Il va se produire ici un phénomène particulier et propre à l'époque : la confusion au sujet de plusieurs personnes.

A l'époque, on confondait trois personnes :

– Denys l’Aréopagite, un personnage mentionné dans l'acte des apôtres, dans le nouveau testament : « À ces mots de résurrection des morts, les uns se moquaient, les autres disaient : « Nous t'entendrons là-dessus une autre fois. » C'est ainsi que Paul se retira du milieu d'eux. Quelques hommes cependant s'attachèrent à lui et embrassèrent la foi. Denys l'Aréopagite fut du nombre. Il y eut aussi une femme nommée Damaris, et d'autres avec eux. »

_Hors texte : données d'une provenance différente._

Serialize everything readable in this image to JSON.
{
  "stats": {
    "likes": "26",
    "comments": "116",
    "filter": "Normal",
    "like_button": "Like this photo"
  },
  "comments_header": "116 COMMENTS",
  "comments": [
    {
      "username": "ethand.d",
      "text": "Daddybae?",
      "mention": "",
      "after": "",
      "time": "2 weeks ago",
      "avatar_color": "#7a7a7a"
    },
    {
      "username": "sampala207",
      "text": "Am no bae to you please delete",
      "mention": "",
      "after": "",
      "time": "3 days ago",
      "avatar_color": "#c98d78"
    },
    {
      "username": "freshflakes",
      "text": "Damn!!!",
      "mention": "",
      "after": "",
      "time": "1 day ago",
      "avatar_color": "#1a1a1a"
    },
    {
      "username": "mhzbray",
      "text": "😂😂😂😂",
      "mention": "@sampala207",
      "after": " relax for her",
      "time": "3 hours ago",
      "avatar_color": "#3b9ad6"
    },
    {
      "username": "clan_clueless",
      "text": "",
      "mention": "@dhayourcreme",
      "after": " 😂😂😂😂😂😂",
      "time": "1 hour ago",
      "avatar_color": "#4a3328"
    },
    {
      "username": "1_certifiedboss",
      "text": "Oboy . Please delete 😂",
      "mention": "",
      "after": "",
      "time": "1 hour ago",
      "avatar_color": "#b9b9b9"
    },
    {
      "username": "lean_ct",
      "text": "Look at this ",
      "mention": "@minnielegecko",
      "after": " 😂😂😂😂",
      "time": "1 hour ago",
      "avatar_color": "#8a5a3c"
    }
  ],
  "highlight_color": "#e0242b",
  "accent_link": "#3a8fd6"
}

– l'auteur mystique chrétien, sans doute du 6ème siècle, dont les écrits ont été attribués à Denys l’Aréopagite, à la fois de manière erronée et par souci de donner un contenu « philosophique » à la religion dès son origine. Cet auteur mystique est désormais appelé « Pseudo-Denys l'Aréopagite », pseudo puisque ce n'est pas le vrai.

– Denis de Paris, le premier évêque de Paris, martyr décapité marchant ensuite en portant sa tête avant de s'effondrer six kilomètres plus loin, la basilique Saint-Denis étant construit alors à cet endroit.

La thèse d'Erwin Panofsky est que Suger va organiser la rénovation de la basilique consacré à Saint Denis en se fondant sur les principes mystique du Pseudo Denys (censé être Denis) ; les propos de Suger sont censés reflétés une « orgie de métaphysique néo-platonicienne de la lumière. »

Il est vrai que Suger écrit :

« Le nouveau chevet étant réuni au narthex,
L'église étincelle, éclairée en son vaisseau médian,
Car lumineux est ce qui joint en clarté deux sources de lumière.
L'œuvre fameux resplendit de cette clarté nouvelle.
L'agrandissement fut réalisé de nos jours.
C'est moi Suger qui ait dirigé les travaux.
 »

On retrouve également ces mots sur ce que Suger a fait graver sur les portes racontant la passion du Christ :

« Qui que tu sois, si tu veux exalter l'honneur des portes,
N'admire ni l'or ni la dépense, mais le travail de l'œuvre.
L'œuvre noble brille, mais l'œuvre qui brille dans sa noblesse
Devrait illuminer les esprits, afin qu'ils aillent, à travers les vraies lumières,
Vers la vraie lumière, où le Christ est la vraie porte.
Ce que la vraie lumière est à l'intérieur, la porte dorée le détermine ainsi,
L'esprit engourdi s'élève vers le vrai à travers les choses matérielles,
Et plongé d'abord dans l'abîme, à la vue de la lumière, il resurgit.
 »

Cependant, cela n'a rien d'original pour le christianisme, qui n'est rien d'autre, sur le plan idéologique, que du néo-platonisme (principalement Plotin) ayant intégré la morale stoïcienne (c'est-à-dire le post aristotélisme finissant et décadent).

Suger n'apporte donc rien de nouveau au sens strict, en faisant référence au « Pseudo-Denys l'Aréopagite ». Ce qui se passe, c'est la naissance d'un style « français » parallèlement au progrès technique et à la nouvelle asisse étatique du catholicisme.